Porsgrunns Dagblad
- Type: Daily newspaper (five days a week)
- Owner: A-pressen
- Editor: Erik Enger
- Founded: 1 December 1914
- Political alignment: Liberal (1914–?) Independent
- Headquarters: Jernbanegata 12, Porsgrunn, Norway
- Website: www.pd.no

= Porsgrunns Dagblad =

Norwegian newspaper

Porsgrunns Dagblad is a Norwegian newspaper, published in Porsgrunn in Telemark county, Norway.

==History and profile==
Porsgrunds Dagblad was started on 1 December 1914, and later modernized its name. The first editor Daniel H. Grini was an experienced press worker, and came from Varden in the neighboring city. He made Porsgrunds Dagblad into a local newspaper. In a city where the liberal newspapers Porsgrunds Blad and Porsgrunds Tidende had struggled, and the conservative newspaper Grenmar was well established, Porsgrunds Dagblad became the city's new organ for the Liberal Party. It bought both Breviksposten in 1916 and later Langesunds Blad and Skiens Dagblad. It prevailed over Grenmar, which went defunct in 1954, but faced tougher competition from the Skien-based regional newspapers Varden and Telemark Arbeiderblad.

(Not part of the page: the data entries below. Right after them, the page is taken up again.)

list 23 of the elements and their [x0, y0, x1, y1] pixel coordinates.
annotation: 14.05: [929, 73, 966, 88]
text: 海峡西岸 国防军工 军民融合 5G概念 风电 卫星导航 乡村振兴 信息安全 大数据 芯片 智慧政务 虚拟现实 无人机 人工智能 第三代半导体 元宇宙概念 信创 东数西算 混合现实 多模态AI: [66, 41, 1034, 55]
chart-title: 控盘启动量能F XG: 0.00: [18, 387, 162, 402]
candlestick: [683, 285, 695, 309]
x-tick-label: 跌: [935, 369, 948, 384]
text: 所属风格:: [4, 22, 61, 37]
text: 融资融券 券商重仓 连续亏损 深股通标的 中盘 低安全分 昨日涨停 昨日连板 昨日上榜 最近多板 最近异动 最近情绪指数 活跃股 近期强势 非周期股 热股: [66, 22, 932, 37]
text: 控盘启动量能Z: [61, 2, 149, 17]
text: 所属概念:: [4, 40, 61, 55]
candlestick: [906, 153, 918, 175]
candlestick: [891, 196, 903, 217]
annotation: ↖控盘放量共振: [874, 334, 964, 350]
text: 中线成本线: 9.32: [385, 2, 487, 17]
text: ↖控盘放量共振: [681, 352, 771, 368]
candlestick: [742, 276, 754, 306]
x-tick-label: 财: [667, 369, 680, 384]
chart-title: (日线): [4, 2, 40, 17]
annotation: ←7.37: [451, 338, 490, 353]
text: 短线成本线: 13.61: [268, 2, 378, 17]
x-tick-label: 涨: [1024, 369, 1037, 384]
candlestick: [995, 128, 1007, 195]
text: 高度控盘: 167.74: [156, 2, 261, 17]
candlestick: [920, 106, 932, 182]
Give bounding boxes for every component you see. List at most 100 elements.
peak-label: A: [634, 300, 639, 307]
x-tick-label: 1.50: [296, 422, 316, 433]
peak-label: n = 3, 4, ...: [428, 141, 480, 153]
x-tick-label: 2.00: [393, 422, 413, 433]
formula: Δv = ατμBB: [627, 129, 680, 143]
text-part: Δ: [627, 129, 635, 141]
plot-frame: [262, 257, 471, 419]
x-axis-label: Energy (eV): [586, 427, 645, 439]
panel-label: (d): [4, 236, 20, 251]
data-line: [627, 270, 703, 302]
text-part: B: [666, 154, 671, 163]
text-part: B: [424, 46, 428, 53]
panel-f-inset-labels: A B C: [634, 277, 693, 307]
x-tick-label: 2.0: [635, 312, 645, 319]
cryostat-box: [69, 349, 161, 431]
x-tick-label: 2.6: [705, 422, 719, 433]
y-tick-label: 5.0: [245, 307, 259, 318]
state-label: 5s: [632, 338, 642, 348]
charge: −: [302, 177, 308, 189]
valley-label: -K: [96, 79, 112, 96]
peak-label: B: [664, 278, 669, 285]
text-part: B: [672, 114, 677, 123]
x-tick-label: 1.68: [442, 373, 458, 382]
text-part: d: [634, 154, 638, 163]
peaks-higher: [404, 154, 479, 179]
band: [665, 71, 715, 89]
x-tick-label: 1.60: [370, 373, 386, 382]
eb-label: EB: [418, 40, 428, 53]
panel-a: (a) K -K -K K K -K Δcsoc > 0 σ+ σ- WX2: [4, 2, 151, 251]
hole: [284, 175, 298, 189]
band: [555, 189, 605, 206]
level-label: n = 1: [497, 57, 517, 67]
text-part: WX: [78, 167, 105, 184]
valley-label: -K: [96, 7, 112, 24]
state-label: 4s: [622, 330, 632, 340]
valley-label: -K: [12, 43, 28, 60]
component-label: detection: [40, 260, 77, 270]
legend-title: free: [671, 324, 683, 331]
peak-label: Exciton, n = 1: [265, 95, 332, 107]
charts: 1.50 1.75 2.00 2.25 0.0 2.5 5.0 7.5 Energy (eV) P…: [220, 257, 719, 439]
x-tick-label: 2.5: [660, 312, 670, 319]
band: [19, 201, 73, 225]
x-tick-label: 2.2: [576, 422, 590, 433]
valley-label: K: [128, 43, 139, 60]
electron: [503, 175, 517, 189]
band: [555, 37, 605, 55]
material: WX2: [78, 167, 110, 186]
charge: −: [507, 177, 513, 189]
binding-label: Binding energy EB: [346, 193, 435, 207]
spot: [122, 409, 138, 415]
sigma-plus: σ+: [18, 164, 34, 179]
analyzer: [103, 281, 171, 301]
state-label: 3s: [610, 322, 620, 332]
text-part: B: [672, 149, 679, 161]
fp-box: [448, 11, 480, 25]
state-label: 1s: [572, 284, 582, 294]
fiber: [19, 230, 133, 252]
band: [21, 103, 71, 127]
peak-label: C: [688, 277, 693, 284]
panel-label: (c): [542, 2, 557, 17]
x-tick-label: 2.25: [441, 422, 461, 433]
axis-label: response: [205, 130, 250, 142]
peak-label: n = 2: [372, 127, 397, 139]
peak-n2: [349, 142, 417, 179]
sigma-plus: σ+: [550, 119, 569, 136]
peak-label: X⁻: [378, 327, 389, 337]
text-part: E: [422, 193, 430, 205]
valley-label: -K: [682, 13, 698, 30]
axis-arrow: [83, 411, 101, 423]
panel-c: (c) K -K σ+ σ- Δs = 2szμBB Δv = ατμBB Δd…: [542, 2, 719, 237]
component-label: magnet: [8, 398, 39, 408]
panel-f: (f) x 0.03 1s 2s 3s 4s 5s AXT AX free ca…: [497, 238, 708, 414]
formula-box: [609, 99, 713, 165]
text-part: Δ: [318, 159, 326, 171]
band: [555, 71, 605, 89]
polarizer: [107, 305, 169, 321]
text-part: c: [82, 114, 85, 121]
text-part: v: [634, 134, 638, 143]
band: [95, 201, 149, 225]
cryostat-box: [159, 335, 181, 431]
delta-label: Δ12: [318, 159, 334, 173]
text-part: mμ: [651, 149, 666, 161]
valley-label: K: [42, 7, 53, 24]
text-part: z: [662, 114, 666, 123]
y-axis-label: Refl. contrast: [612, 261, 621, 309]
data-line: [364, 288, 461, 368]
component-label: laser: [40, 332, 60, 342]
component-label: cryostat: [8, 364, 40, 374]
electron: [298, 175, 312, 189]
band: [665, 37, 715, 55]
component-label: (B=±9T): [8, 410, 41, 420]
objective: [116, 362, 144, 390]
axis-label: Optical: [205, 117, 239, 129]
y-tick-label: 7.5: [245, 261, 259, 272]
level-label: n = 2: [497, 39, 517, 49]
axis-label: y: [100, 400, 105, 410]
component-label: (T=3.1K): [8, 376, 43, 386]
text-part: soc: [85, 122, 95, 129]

It struggled financially, and in 1983 its Saturday edition was discontinued. It was owned by Trygve Hegnar for a period, but since 1999 it has been owned by Østlands-Posten (and A-pressen). The Saturday edition was re-established in 2009, but the Monday edition was removed at the same time. Thus it is published five days a week. Since 2004 it is a morning newspaper.

Bjørg Vik and Jahn Otto Johansen started their careers in Porsgrunns Dagblad, and the newspaper also printed feuilletons which later became books by Jon Flatabø and Karen Sundt. The current editor is Erik Enger.